Reducing the contact between the vector (mosquitoes) and humans is the main way to prevent and reduce malaria transmission.
There are 2 forms of vector control that can be widely effective:
- Insecticide-treated mosquito nets
Malaria transmission occurs primary at night. Therefore, the main and most powerful way to protect humans against mosquito bites is the use of Insecticide-Treated mosquito Nets (ITNs), preferably Long-Lasting Insecticidal Nets (LLINs).
- Indoor spraying with residual insecticides
Another prevention method is the Indoor Residual Spraying (IRS) with insecticides. Its effectiveness lasts for 3–6 months.
Diagnosis & Treatment
Rapid diagnosis and treatment of malaria is imperative to prevent complications, deaths and transmission.
All persons suspected to have malaria should be treated for the presence of malaria parasites in their blood through slide microscopy examination or rapid diagnostic test (RDT).
If a diagnosis is not possible, WHO recommends considering treatment based only on symptoms.
Treatment of uncomplicated Plasmodium falciparum malaria is now highly dependent on Artemisinin Combination Therapy (ACT). ACTs combine drugs with different mechanisms of action and are the most effective therapy available today. The choice of ACT should be based on the results of therapeutic efficacy studies against local strains of Plasmodium falciparum malaria.
Drawbacks with current malaria prevention, control and treatment measures
Massive international aid 2000-2015 has led to a decrease in global malaria incidence and deaths.

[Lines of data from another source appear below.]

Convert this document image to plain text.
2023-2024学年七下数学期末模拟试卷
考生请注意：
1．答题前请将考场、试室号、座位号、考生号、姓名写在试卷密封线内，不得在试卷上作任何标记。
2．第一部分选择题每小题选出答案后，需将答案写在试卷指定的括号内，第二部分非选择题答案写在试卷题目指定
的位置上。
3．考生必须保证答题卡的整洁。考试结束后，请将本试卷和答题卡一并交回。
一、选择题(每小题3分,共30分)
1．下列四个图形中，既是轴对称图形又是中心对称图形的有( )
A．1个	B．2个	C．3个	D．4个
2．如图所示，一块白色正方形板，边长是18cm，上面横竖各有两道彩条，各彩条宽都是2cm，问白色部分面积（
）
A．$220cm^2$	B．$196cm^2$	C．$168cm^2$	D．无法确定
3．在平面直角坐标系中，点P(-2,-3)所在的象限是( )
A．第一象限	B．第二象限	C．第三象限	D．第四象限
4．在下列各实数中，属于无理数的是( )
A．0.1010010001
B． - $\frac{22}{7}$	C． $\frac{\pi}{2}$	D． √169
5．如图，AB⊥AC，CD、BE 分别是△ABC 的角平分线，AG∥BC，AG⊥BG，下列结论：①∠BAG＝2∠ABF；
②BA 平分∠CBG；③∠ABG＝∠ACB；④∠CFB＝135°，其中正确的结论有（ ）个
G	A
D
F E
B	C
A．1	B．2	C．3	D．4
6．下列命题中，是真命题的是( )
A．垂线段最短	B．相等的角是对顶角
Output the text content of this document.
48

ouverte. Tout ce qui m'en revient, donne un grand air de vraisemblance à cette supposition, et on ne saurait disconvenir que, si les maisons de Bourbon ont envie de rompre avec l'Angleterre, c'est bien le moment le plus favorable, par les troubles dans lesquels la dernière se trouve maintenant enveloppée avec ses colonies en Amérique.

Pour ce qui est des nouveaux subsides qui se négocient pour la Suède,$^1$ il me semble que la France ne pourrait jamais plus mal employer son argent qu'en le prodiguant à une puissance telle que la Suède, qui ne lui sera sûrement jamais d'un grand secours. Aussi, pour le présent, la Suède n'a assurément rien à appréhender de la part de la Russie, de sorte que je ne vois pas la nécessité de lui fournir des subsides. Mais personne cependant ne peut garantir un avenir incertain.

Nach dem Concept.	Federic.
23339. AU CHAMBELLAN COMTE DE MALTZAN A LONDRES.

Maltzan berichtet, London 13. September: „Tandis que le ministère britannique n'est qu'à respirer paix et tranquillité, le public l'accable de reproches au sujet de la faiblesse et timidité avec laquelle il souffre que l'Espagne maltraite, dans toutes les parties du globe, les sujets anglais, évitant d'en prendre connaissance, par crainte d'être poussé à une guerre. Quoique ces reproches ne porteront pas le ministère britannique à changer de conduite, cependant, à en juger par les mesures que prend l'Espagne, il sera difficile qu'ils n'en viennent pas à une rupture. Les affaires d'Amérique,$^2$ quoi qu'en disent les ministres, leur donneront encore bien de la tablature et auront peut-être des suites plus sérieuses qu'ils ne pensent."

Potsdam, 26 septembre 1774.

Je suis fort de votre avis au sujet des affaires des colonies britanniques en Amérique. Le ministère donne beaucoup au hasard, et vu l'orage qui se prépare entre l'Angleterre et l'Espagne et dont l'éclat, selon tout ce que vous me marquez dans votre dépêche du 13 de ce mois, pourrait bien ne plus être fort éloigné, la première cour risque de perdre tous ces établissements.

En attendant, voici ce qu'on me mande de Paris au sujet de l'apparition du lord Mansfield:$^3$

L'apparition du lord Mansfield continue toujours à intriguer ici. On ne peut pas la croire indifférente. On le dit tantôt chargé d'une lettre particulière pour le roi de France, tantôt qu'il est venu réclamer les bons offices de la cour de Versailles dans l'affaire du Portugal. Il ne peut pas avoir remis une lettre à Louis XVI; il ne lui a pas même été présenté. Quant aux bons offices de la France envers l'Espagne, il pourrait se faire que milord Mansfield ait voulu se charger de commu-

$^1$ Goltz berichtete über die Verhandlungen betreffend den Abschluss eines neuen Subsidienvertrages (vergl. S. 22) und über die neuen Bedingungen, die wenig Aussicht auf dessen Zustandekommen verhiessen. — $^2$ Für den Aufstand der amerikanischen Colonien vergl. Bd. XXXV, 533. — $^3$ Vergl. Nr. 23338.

But this is happening at the expense of inducing resistance to insecticides and anti-malarial drugs: since 2016, the gains have stalled.
- Insecticide Resistance
After the extensive ITN use over the last few years, the insecticide efficacy is reduced and the risk of rebound is increasing. According to WHO, resistance to one or more insecticides was reported in all regions in 2016.
Therefore, while ITN continues to be an effective prevention tool, the threat of resistance continues to grow.
- Antimalarial Drug Resistance
Artemisinin, the cornerstone of malaria treatment and control, is already facing resistance, not surprising given the fact that resistance has evolved to almost every anti-malarial drug in use.
- Widespread use of artemisinin-based drug combinations puts increasing pressure on malaria parasite
- Alternatives are limited and the drug development pipeline is not promising
Artemisinin resistance is spreading in South East Asia. Fortunately, this resistance is still contained in 5 countries of the Greater Mekong subregion: Cambodia, Lao People’s Democratic Republic, Myanmar, Thailand and Viet Nam. However, some places are close to 100% resistance to artemisinin.
Vaccines against Malaria
Considering the current situation and the existing challenges, safe malaria vaccines that are highly protective could avert significant illness and deaths.
Vaccines have by far the best cost-effectiveness ratio and international financial mechanisms now exist to support their purchase and distribution (Global Alliance for Vaccines and Immunization-GAVI, Global Fund).
According to GAVI, a malaria vaccine with 50% efficacy could avert 450,000 deaths annually.
However, limitations of the first-generation malaria vaccine, such as RTS,S, underscore the need for “second generation vaccines with higher efficacy to further reduce malaria cases and deaths".